Caen, the Norman town in the streets of which British airborne troops were fighting on the night of D-Day, has at last been seized from the enemy.  For the last month it has proved a bolt preventing the Eastern extension of the allied bridgehead, and though the time during which our forces have been contained in the Caen sector has been put to good account the difficulties experienced in taking the town (still in part fiercely disputed by the enemy) provides a revealing glimpse of the Nazi state of mind. Resistance is as determined as ever. General Montgomery has referred to “a skilful enemy whose good fighting qualities and tenacity in battle cannot be attract our admiration.” With the Americans thrusting forward at the Western end of the front and the British and Canadians seeking to exploit the Caen success, progress is still far from attaining the dimensions of a break through on the Russian pattern.  The Germans know the strength as well as the weakness of their hand and present indications are that they mean to play it out.

This week General Eisenhower has thought fit to deliver a warning against easy optimism and has spoken of the need to be prepared for long and bitter fighting.  That is the only sane way in which to view the big three-front campaign on which the United Nations are now embarked.  If Germany cracks and cries for quarter, so much the better, but Hitler and the Nazis remain securely in authority.  The theme to which they constantly return is that Germany has burnt her boats, that it must be a fight to the finish, and it even appears that they are prepared to see Germany utterly destroyed in the process rather than that the Nazi creed should sacrifice itself or acknowledge its inevitable overthrow.

A glance at the map of France and the Low Countries lends added point to General Eisenhower’s words.  It explains also why the Germans are still exerting themselves feverishly to keep our invading armies hemmed into their comparatively narrow holding.  They mean to make us fight for our footing and to sell every mile of the buffer territories they hold as dearly as they can.
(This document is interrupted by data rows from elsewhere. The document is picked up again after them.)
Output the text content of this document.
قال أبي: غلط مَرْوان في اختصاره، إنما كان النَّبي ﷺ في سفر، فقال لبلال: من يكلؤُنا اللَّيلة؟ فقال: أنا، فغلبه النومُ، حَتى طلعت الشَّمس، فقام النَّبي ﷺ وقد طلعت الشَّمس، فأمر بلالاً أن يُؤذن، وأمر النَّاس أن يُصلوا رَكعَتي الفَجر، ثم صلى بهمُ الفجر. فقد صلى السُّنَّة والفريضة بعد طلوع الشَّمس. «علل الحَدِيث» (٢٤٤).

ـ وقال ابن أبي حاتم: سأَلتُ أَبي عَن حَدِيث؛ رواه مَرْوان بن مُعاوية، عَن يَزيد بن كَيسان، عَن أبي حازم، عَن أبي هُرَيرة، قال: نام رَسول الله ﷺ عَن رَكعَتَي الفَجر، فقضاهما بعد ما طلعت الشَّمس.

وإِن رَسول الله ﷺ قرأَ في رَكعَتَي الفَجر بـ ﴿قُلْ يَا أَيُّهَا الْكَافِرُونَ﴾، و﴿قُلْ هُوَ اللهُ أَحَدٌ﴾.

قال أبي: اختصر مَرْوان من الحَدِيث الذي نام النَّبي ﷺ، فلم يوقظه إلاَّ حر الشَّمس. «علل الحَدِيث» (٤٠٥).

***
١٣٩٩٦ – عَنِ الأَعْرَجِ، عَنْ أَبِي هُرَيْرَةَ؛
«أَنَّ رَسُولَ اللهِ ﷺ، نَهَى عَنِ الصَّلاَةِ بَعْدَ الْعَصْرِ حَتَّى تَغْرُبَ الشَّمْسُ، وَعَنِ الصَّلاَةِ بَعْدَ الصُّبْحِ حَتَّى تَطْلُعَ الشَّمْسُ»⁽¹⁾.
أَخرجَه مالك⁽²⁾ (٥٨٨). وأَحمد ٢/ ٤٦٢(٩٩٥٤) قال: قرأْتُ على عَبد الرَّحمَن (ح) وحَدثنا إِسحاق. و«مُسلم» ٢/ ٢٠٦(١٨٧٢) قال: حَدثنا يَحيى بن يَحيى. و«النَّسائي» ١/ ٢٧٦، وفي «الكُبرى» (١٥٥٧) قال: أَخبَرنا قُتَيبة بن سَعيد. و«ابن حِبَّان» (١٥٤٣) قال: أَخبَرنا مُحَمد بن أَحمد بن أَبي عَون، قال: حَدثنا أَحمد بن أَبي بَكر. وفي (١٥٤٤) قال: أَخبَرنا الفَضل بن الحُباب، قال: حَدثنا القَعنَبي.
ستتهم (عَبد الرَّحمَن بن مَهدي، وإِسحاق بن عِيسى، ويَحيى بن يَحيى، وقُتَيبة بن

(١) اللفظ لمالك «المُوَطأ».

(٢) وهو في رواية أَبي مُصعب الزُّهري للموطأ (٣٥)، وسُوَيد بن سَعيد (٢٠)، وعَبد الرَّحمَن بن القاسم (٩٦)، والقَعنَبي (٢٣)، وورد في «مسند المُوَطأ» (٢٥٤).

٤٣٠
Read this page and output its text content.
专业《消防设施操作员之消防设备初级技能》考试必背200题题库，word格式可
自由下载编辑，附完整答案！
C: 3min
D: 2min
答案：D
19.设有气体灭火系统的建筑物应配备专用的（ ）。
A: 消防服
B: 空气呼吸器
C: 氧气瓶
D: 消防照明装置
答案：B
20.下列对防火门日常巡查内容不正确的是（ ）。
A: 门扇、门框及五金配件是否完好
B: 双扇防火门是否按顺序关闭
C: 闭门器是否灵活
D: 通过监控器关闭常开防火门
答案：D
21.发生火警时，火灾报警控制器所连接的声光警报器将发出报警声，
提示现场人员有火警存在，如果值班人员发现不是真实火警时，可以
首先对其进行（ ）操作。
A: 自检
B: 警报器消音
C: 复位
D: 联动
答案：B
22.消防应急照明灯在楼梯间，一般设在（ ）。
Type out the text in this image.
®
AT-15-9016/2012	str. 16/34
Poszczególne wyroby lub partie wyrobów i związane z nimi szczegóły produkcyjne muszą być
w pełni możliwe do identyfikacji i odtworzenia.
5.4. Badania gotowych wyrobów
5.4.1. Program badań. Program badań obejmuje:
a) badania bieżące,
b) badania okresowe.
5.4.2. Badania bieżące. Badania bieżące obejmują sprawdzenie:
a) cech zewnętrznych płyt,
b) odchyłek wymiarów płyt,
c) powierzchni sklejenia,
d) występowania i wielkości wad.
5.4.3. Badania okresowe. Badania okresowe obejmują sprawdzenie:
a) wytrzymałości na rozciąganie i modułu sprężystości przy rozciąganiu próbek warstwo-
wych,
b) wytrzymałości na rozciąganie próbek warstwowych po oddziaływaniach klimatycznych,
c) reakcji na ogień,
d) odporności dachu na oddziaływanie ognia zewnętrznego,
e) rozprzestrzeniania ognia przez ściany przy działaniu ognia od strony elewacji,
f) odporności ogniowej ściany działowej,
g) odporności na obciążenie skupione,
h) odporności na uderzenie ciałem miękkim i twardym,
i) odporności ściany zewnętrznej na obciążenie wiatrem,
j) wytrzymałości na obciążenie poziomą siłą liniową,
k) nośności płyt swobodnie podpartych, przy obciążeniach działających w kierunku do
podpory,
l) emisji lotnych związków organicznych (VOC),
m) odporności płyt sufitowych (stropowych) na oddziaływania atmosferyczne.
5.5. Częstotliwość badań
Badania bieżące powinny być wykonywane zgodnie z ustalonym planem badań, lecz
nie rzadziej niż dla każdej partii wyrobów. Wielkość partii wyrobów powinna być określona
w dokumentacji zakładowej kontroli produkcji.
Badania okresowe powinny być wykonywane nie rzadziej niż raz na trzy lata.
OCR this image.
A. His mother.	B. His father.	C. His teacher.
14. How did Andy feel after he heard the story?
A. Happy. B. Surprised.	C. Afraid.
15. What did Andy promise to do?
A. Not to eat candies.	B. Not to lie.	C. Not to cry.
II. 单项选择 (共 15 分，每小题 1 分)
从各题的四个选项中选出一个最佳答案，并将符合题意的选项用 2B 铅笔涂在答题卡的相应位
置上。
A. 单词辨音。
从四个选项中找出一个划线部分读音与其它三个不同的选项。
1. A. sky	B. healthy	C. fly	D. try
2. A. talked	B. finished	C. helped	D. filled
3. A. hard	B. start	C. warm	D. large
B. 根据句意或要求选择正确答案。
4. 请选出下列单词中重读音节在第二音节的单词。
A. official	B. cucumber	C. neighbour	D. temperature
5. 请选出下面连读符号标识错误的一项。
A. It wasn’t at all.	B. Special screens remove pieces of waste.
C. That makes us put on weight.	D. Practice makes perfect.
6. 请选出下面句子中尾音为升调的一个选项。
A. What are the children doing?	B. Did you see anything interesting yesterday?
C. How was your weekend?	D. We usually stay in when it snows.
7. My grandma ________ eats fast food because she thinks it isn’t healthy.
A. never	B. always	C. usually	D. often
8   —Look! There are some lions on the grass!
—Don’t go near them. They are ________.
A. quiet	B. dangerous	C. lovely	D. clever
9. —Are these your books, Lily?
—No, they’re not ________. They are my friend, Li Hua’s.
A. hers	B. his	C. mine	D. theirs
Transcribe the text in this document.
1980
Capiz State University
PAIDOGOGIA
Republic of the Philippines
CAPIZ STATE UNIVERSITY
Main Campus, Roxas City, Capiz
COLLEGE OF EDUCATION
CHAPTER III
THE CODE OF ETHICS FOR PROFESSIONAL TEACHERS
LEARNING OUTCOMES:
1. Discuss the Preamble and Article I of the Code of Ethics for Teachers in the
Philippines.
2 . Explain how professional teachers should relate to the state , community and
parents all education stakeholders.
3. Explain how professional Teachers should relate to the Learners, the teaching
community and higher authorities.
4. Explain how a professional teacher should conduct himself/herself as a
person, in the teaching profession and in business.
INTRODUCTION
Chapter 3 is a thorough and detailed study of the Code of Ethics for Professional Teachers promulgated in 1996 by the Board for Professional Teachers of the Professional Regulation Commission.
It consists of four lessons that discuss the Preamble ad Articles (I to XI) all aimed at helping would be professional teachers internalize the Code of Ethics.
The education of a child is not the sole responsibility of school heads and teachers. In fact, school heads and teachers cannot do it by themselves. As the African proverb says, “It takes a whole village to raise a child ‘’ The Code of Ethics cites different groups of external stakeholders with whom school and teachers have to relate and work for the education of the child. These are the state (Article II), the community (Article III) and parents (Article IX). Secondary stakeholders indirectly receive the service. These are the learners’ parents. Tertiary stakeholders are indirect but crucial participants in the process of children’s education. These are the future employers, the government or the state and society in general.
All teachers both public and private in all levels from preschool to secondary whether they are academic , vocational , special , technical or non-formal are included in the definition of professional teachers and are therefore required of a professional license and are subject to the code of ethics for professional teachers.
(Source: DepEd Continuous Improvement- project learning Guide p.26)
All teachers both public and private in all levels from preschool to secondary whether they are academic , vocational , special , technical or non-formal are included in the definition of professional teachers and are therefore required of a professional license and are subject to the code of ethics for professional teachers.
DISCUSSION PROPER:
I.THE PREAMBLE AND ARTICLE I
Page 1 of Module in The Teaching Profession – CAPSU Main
Sooner or later, they must give way. The Allies outmatch them at all points. Time alone qualifies the weight of the Allied blow.  And once the British and American masses are deployed the Germans’ fighting withdrawal will be greatly accelerated. Then the phase of the retreat on the Eastern front plan will be ushered in, with manoeuvre and counter manoeuvre and the Reichswehr yielding each topographical defence position with bitter reluctance and professional evasiveness.  The great difference between retreat in the West and retreat in the East is the menace of the sea flank, the threat of a further landing which may precipitate the ultimate and inevitable disaster.

However hollow Germany’s conquests of the early years of the war, they have given her a respite which her military genius is straining to exploit to the maximum, buoyed by the specious hope that time will spare the Third Reich the last mortal thrust.